It is a surprise after making a number of films and shorts that show an intensely weird arthouse ethic, as well as the intelligent and conceptually challenging Shadow of the Vampire, that for his third film E. Elias Merhige turns to make a disappointingly generic serial killer thriller. Suspect Zero is not entirely uninteresting, certainly not as much as the outright hostility it was greeted with by US critics when it premiered but it is a comedown on what one expected from Merhige after Shadow of the Vampire (even if it comes produced by no less than Tom Cruises own production company).

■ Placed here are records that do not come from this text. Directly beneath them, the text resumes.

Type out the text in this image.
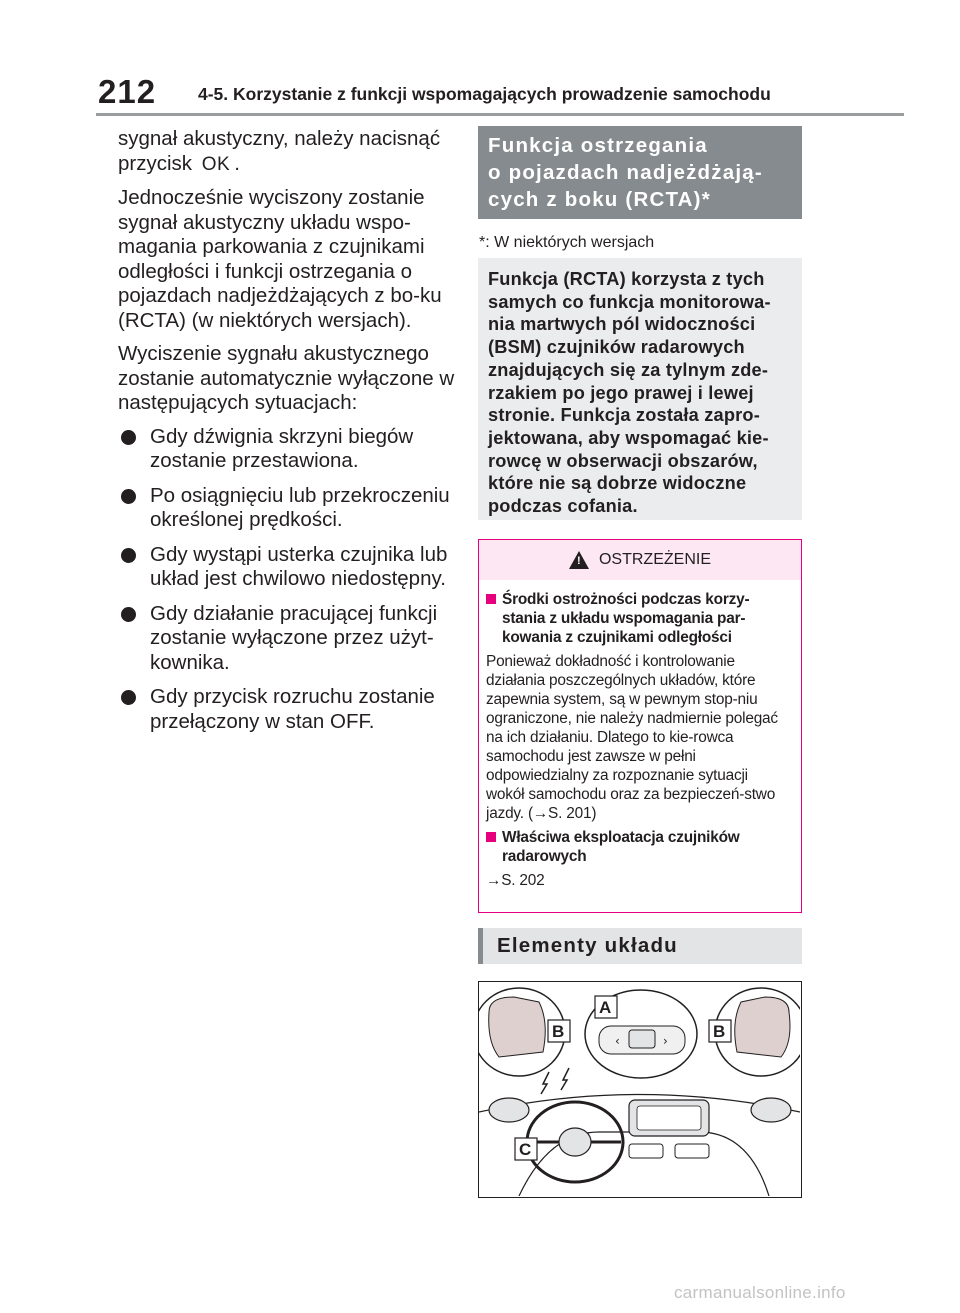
212 4-5. Korzystanie z funkcji wspomagających prowadzenie samochodu

sygnał akustyczny, należy nacisnąć przycisk OK .

Jednocześnie wyciszony zostanie sygnał akustyczny układu wspo-magania parkowania z czujnikami odległości i funkcji ostrzegania o pojazdach nadjeżdżających z bo-ku (RCTA) (w niektórych wersjach).

Wyciszenie sygnału akustycznego zostanie automatycznie wyłączone w następujących sytuacjach:

Gdy dźwignia skrzyni biegów zostanie przestawiona.
Po osiągnięciu lub przekroczeniu określonej prędkości.
Gdy wystąpi usterka czujnika lub układ jest chwilowo niedostępny.
Gdy działanie pracującej funkcji zostanie wyłączone przez użyt-kownika.
Gdy przycisk rozruchu zostanie przełączony w stan OFF.
Funkcja ostrzegania
o pojazdach nadjeżdżają-
cych z boku (RCTA)*
*: W niektórych wersjach
Funkcja (RCTA) korzysta z tych samych co funkcja monitorowa-nia martwych pól widoczności (BSM) czujników radarowych znajdujących się za tylnym zde-rzakiem po jego prawej i lewej stronie. Funkcja została zapro-jektowana, aby wspomagać kie-rowcę w obserwacji obszarów, które nie są dobrze widoczne podczas cofania.
! OSTRZEŻENIE
Środki ostrożności podczas korzy-stania z układu wspomagania par-kowania z czujnikami odległości

Ponieważ dokładność i kontrolowanie działania poszczególnych układów, które zapewnia system, są w pewnym stop-niu ograniczone, nie należy nadmiernie polegać na ich działaniu. Dlatego to kie-rowca samochodu jest zawsze w pełni odpowiedzialny za rozpoznanie sytuacji wokół samochodu oraz za bezpieczeń-stwo jazdy. (→S. 201)

Właściwa eksploatacja czujników radarowych

→S. 202

Elementy układu
‹	›
A
B	B
C
carmanualsonline.info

Merhige certainly offers up a captivating opening a bespectacled middle-aged man sits at a booth in an ordinary diner in the middle of a desert highway, Ben Kingsley appears out of nowhere dressed in black, showing the man some pictures that we never see and taunting him, before reappearing in the backseat of the mans car as he drives away. The scene and especially seeing Gandhi himself Ben Kingsley in such a threatening role bodes well for what is to come. Alas, Merhige seems to lose it after that point. The script for the better part seems ordinary. It never puts the grips on us in terms of tightly wound contortions or in providing a puzzle to work out. Merhige never develops the suspense. There is the odd scene the sinister cool of the truck creeping up behind children playing in a playground and the casually understated image of an overturned childs bicycle left with its wheel spinning as the truck departs. In the constant jumps away to scenes seen in black-and-white or through a partial colour filter and of Ben Kingsley doing drawings and scrawling cryptic notes, it feels like E. Elias Merhige is too absorbed in stylistic affect to draw the audience into what is going on (even if what is going on does eventually become clear in retrospect). Suspect Zero is a film that asks a lot of an audience. It keeps them at a cool arms length for a large part both in terms of telling us what is going on and in terms of involving us in the suspense and the eventual payoff is not quite worth it.
Certainly, the talk in mid-film about serial killers hunters, FBI psi ops agents and the Suspect Zero theory do put some whacked spins on what seems like a standard serial killer story and make one wonder where on Earth it is all going. In the last half, the film develops a surprising twist [PLOT SPOILERS] that Ben Kingsley is not a serial killer at all but a psychic (trained by the FBI) who follows intuitive flashes and that he is actually hunting down and eliminating serial killers. The concept of the serial killer hunter has proven of fascination to Hollywood before there was the lame Red Team (2000) and in particular the novel Thinning the Predators (1996) by Daina Graziunas and Jim Starlin, which has been optioned as a film property for some years and bears striking plot similarities to Suspect Zero.
It is after this revelation, where much of what has been happening is turned on its head, that Suspect Zero picks up somewhat. Merhige does develop a quite reasonable suspense sequence with Aaron Eckhart pursuing the truck on the highway and to the fairground. However, the end is hokey and not the show capper that one expected. It is only here that the revelations throughout the film start to seem contrived all the taunting faxes to Aaron Eckhart and the zeros left drawn on victims bodies prove to be red herrings that have been created for the sole purpose of misdirecting the audience. This is especially so in the case of the title and the Suspect Zero theory. The Suspect Zero concept is a novel idea and one that gives an intriguing insight into the possibility of a new type of serial killer, but unfortunately proves to have been a total red herring that has nothing whatsoever to do with the rest of the film.